Explaining the 'Foot Wedge' in Golf

Is there a person in your regular golf group who, when he thinks nobody is watching, like to, ahem, "improve" the lie of his ball bit by bumping it with his foot? Or even outright kicking his golf ball into a better spot? That golfer is using his "foot wedge."

"Foot wedge" is a golf slang term. A golfer who uses a foot wedge is prone to bumping or kicking his golf ball into a better looking lie on the golf course, or out from behind trouble to find an unobstructed line of flight.

If you want to sound fancy, or just give a nod to golf history, you can call it a "foot mashie" or "foot niblick" instead. Similar terms in the golf lexicon are "hand wedge" and "mouth wedge." (There is also a golf side game that goes by the Foot Wedges name.)

In the golf book, Let the Big Dog Eat: A Dictionary of the Secret Language of Golf (commissions earned), the author calls the foot wedge the "best club in the bag to speed up play." Alas, there is another term for golfers who use the foot wedge — cheaters.

Using one's foot to improve the lie of the golf ball is, obviously, against the Rules of Golf. Does your group care? Maybe your group of golf buddies never plays by the rules anyway. Maybe you even grant a certain number of uses of the foot wedge per golfer each round (the same way a group of golfers in a casual round might be granted by the group a certain number of mulligans to use).

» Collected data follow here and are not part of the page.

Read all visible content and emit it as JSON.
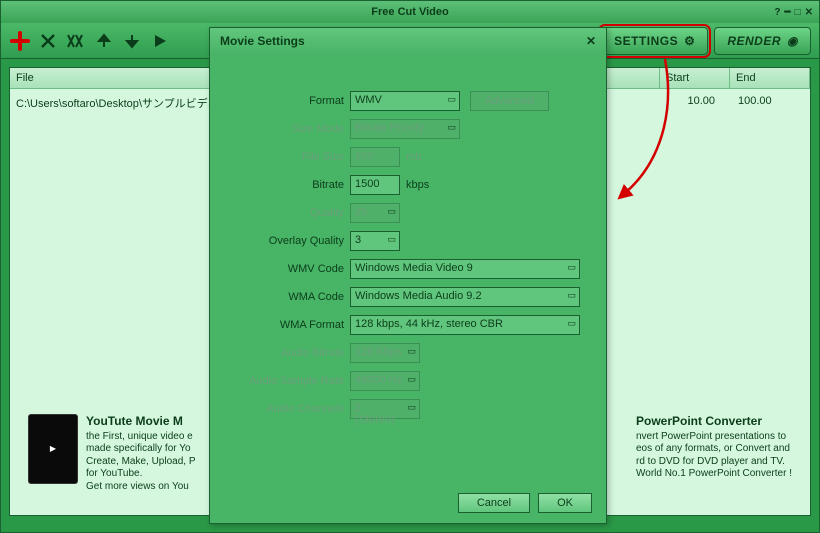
{
  "window": {
    "title": "Free Cut Video"
  },
  "toolbar": {
    "settings_label": "SETTINGS",
    "render_label": "RENDER"
  },
  "grid": {
    "headers": {
      "file": "File",
      "start": "Start",
      "end": "End"
    },
    "row": {
      "file": "C:\\Users\\softaro\\Desktop\\サンプルビデオ",
      "start": "10.00",
      "end": "100.00"
    }
  },
  "dialog": {
    "title": "Movie Settings",
    "advanced": "Advanced",
    "labels": {
      "format": "Format",
      "size_mode": "Size Mode",
      "file_size": "File Size",
      "bitrate": "Bitrate",
      "quality": "Quality",
      "overlay_quality": "Overlay Quality",
      "wmv_code": "WMV Code",
      "wma_code": "WMA Code",
      "wma_format": "WMA Format",
      "audio_bitrate": "Audio Bitrate",
      "audio_sample_rate": "Audio Sample Rate",
      "audio_channels": "Audio Channels"
    },
    "values": {
      "format": "WMV",
      "size_mode": "Bitrate Priority",
      "file_size": "100",
      "file_size_unit": "mb",
      "bitrate": "1500",
      "bitrate_unit": "kbps",
      "quality": "25",
      "overlay_quality": "3",
      "wmv_code": "Windows Media Video 9",
      "wma_code": "Windows Media Audio 9.2",
      "wma_format": "128 kbps, 44 kHz, stereo CBR",
      "audio_bitrate": "128 Kbps",
      "audio_sample_rate": "48000 Hz",
      "audio_channels": "2 (Stereo)"
    },
    "buttons": {
      "cancel": "Cancel",
      "ok": "OK"
    }
  },
  "promos": {
    "left": {
      "title": "YouTute Movie M",
      "line1": "the First, unique video e",
      "line2": "made specifically for Yo",
      "line3": "Create, Make, Upload, P",
      "line4": "for YouTube.",
      "line5": "Get more views on You"
    },
    "right": {
      "title": "PowerPoint Converter",
      "line1": "nvert PowerPoint presentations to",
      "line2": "eos of any formats, or Convert and",
      "line3": "rd to DVD for DVD player and TV.",
      "line4": "World No.1 PowerPoint Converter !"
    }
  }
}
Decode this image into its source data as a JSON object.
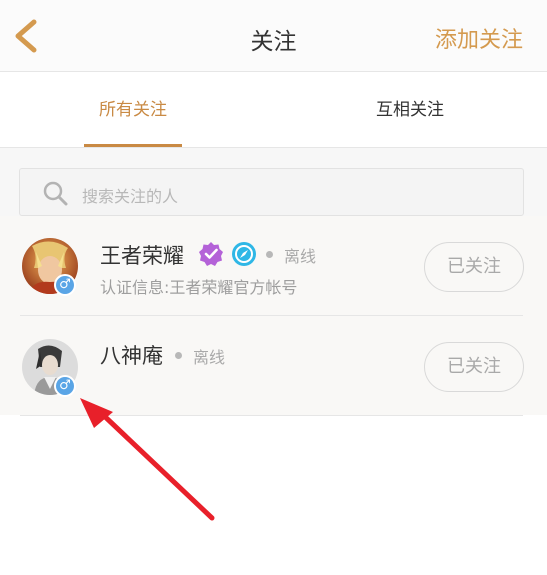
{
  "header": {
    "back_icon": "chevron-left-icon",
    "title": "关注",
    "add_follow_label": "添加关注",
    "accent_color": "#d49a4f"
  },
  "tabs": [
    {
      "label": "所有关注",
      "active": true
    },
    {
      "label": "互相关注",
      "active": false
    }
  ],
  "search": {
    "placeholder": "搜索关注的人",
    "icon": "search-icon"
  },
  "follows": [
    {
      "name": "王者荣耀",
      "verified_icon": "verified-badge-icon",
      "extra_icon": "compass-icon",
      "status": "离线",
      "certification": "认证信息:王者荣耀官方帐号",
      "gender_icon": "male-icon",
      "button_label": "已关注"
    },
    {
      "name": "八神庵",
      "status": "离线",
      "gender_icon": "male-icon",
      "button_label": "已关注"
    }
  ],
  "annotation": {
    "arrow_color": "#e8202a"
  }
}
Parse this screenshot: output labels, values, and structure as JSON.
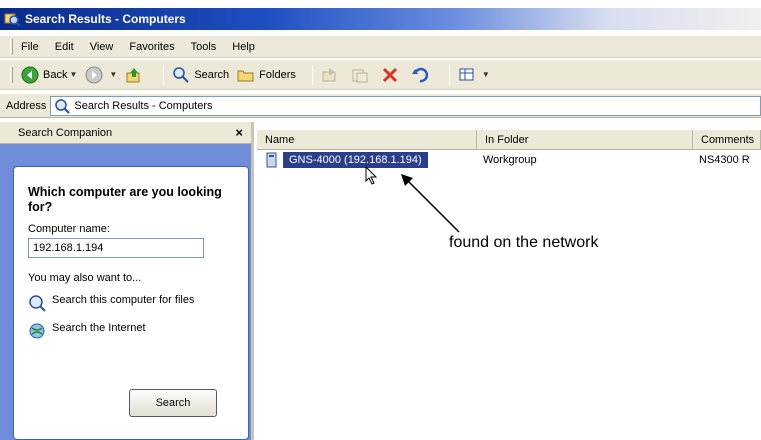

It's up to your group how picky you want to be about the Rules of Golf. Just remember that if you are playing in a situation where the Rules need to be observed (e.g., a tournament, or a handicap round), then using a foot wedge is "illegal" and results in penalty.

And a golfer who uses the foot wedge in a surreptitious way — bumping his ball without the other golfers' knowledge, trying not to get caught — is probably going to earn a bad reputation with his fellow golfers.